Fanny Cohen Moreau : … qu’est-ce que c’est que ça ? Non, je ne connais pas… (rires)
Chloé Tardivel : … le feu de Saint-Antoine c’est ce qu’on appelle l’ergotisme, ça va te provoquer en fait des sensations de brûlures et en fait ça va entraîner la mort. On a aussi « que te naisse ou que te vienne l’estranglion » (rires), qui est en fait une angine, à la base animale, donc c’est en gros l’angine des chevaux, où la bête finit elle aussi par mourir parce qu’elle ne peut plus respirer. Donc, là aussi, on souhaite à la personne de…
Fanny Cohen Moreau : C’est très physique les malédictions !
Chloé Tardivel : C’est extrêmement physique. Voilà, j’ai développé une interprétation anthropologique parce que tu vois, la malédiction va venir neutraliser la personne dans, ce qu’on appellerait, sa force vitale, le fait de parler, le fait de souhaiter à quelqu’un d’avoir cet estranglion, c’est le fait d’attaquer les organes de la phonation, de ne plus pouvoir parler. Et je voulais te préciser, parce que ça c’est quelque chose qui m’a énormément étonnée, c’est que les individus auguraient le mal, proféraient des malédictions mais souvent dans des lieux précis du corps.
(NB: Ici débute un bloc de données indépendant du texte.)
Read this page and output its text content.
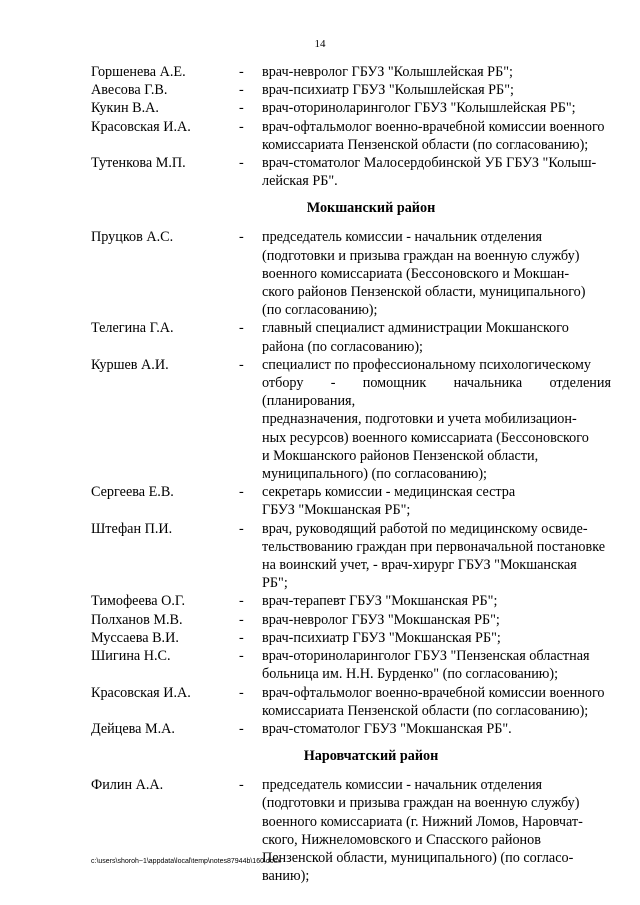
14
Горшенева А.Е.	-	врач-невролог ГБУЗ "Колышлейская РБ";
Авесова Г.В.	-	врач-психиатр ГБУЗ "Колышлейская РБ";
Кукин В.А.	-	врач-оториноларинголог ГБУЗ "Колышлейская РБ";
Красовская И.А.	-	врач-офтальмолог военно-врачебной комиссии военного
комиссариата Пензенской области (по согласованию);
Тутенкова М.П.	-	врач-стоматолог Малосердобинской УБ ГБУЗ "Колыш-
лейская РБ".
Мокшанский район
Пруцков А.С.	-	председатель комиссии - начальник отделения
(подготовки и призыва граждан на военную службу)
военного комиссариата (Бессоновского и Мокшан-
ского районов Пензенской области, муниципального)
(по согласованию);
Телегина Г.А.	-	главный специалист администрации Мокшанского
района (по согласованию);
Куршев А.И.	-	специалист по профессиональному психологическому
отбору - помощник начальника отделения (планирования,
предназначения, подготовки и учета мобилизацион-
ных ресурсов) военного комиссариата (Бессоновского
и Мокшанского районов Пензенской области,
муниципального) (по согласованию);
Сергеева Е.В.	-	секретарь комиссии - медицинская сестра
ГБУЗ "Мокшанская РБ";
Штефан П.И.	-	врач, руководящий работой по медицинскому освиде-
тельствованию граждан при первоначальной постановке
на воинский учет, - врач-хирург ГБУЗ "Мокшанская
РБ";
Тимофеева О.Г.	-	врач-терапевт ГБУЗ "Мокшанская РБ";
Полханов М.В.	-	врач-невролог ГБУЗ "Мокшанская РБ";
Муссаева В.И.	-	врач-психиатр ГБУЗ "Мокшанская РБ";
Шигина Н.С.	-	врач-оториноларинголог ГБУЗ "Пензенская областная
больница им. Н.Н. Бурденко" (по согласованию);
Красовская И.А.	-	врач-офтальмолог военно-врачебной комиссии военного
комиссариата Пензенской области (по согласованию);
Дейцева М.А.	-	врач-стоматолог ГБУЗ "Мокшанская РБ".
Наровчатский район
Филин А.А.	-	председатель комиссии - начальник отделения
(подготовки и призыва граждан на военную службу)
военного комиссариата (г. Нижний Ломов, Наровчат-
ского, Нижнеломовского и Спасского районов
Пензенской области, муниципального) (по согласо-
ванию);
c:\users\shoroh~1\appdata\local\temp\notes87944b\160.docx
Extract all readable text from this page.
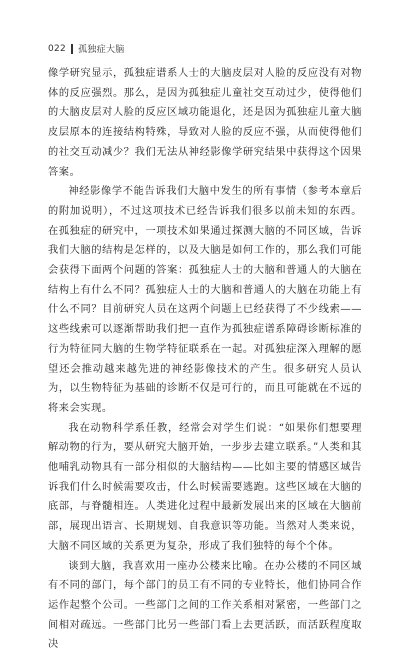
022 孤独症大脑

像学研究显示，孤独症谱系人士的大脑皮层对人脸的反应没有对物体的反应强烈。那么，是因为孤独症儿童社交互动过少，使得他们的大脑皮层对人脸的反应区域功能退化，还是因为孤独症儿童大脑皮层原本的连接结构特殊，导致对人脸的反应不强，从而使得他们的社交互动减少？我们无法从神经影像学研究结果中获得这个因果答案。

神经影像学不能告诉我们大脑中发生的所有事情（参考本章后的附加说明），不过这项技术已经告诉我们很多以前未知的东西。在孤独症的研究中，一项技术如果通过探测大脑的不同区域，告诉我们大脑的结构是怎样的，以及大脑是如何工作的，那么我们可能会获得下面两个问题的答案：孤独症人士的大脑和普通人的大脑在结构上有什么不同？孤独症人士的大脑和普通人的大脑在功能上有什么不同？目前研究人员在这两个问题上已经获得了不少线索——这些线索可以逐渐帮助我们把一直作为孤独症谱系障碍诊断标准的行为特征同大脑的生物学特征联系在一起。对孤独症深入理解的愿望还会推动越来越先进的神经影像技术的产生。很多研究人员认为，以生物特征为基础的诊断不仅是可行的，而且可能就在不远的将来会实现。

我在动物科学系任教，经常会对学生们说：“如果你们想要理解动物的行为，要从研究大脑开始，一步步去建立联系。”人类和其他哺乳动物具有一部分相似的大脑结构——比如主要的情感区域告诉我们什么时候需要攻击，什么时候需要逃跑。这些区域在大脑的底部，与脊髓相连。人类进化过程中最新发展出来的区域在大脑前部，展现出语言、长期规划、自我意识等功能。当然对人类来说，大脑不同区域的关系更为复杂，形成了我们独特的每个个体。

谈到大脑，我喜欢用一座办公楼来比喻。在办公楼的不同区域有不同的部门，每个部门的员工有不同的专业特长，他们协同合作运作起整个公司。一些部门之间的工作关系相对紧密，一些部门之间相对疏远。一些部门比另一些部门看上去更活跃，而活跃程度取决
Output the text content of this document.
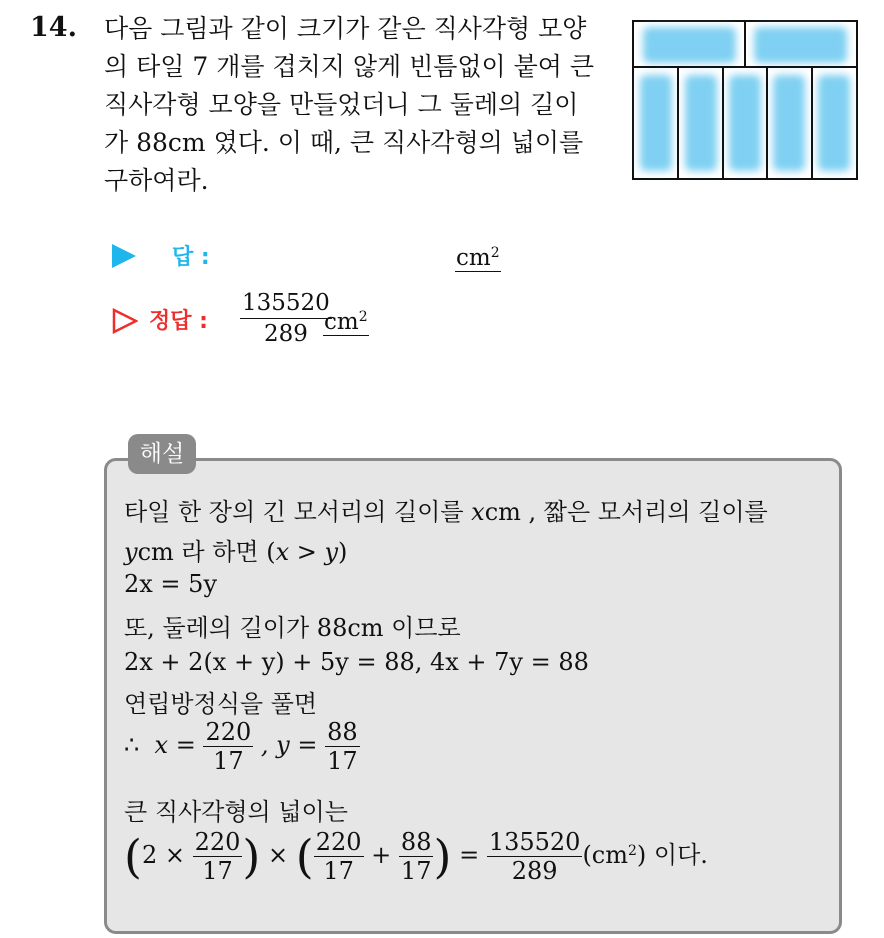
14. 다음 그림과 같이 크기가 같은 직사각형 모양
의 타일 7 개를 겹치지 않게 빈틈없이 붙여 큰
직사각형 모양을 만들었더니 그 둘레의 길이
가 88cm 였다. 이 때, 큰 직사각형의 넓이를
구하여라.
답 :	$cm^2$
정답 : $\frac{135520}{289}$
$cm^2$
해설
타일 한 장의 긴 모서리의 길이를 xcm , 짧은 모서리의 길이를
ycm 라 하면 (x > y)
2x = 5y
또, 둘레의 길이가 88cm 이므로
2x + 2(x + y) + 5y = 88, 4x + 7y = 88
연립방정식을 풀면
∴ $x = \frac{220}{17}$ , $y = \frac{88}{17}$
큰 직사각형의 넓이는
($2 \times \frac{220}{17}$ ) × ( $\frac{220}{17} + \frac{88}{17}$ ) = $\frac{135520}{289} (cm^2)$ 이다.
Donc, « que te vienne », par exemple « le ver coquin dans la gorge, sur la langue » et le plus intéressant pour les femmes, « que te vienne le ver coquin dans le con, dans la vulve ». Donc, il y a cette idée, tu vois, d’un développement, d’un déploiement du mal dans une partie précise du corps de la personne.
Fanny Cohen Moreau : Parce que quand on pense malédiction et Moyen Âge, on pense, alors que c’est une rumeur, on n’est pas sûr, tatati, tatatin, à la malédiction des Rois maudits qu’aurait proférée donc Jacques de Molay, le templier qui a été brûlé par Philippe le Bel, bref, c’est très compliqué, on en a parlé dans Super Joute Royale (allez voir ça !), comme quoi il aurait maudit le roi de France et le pape et, effectivement, ben il se trouve que le pape est mort un mois après, que le roi de France, tous ses fils n’ont pas eu d’enfant. Donc là, ce genre de malédiction sur les générations, est-ce que tu en as toi aussi ?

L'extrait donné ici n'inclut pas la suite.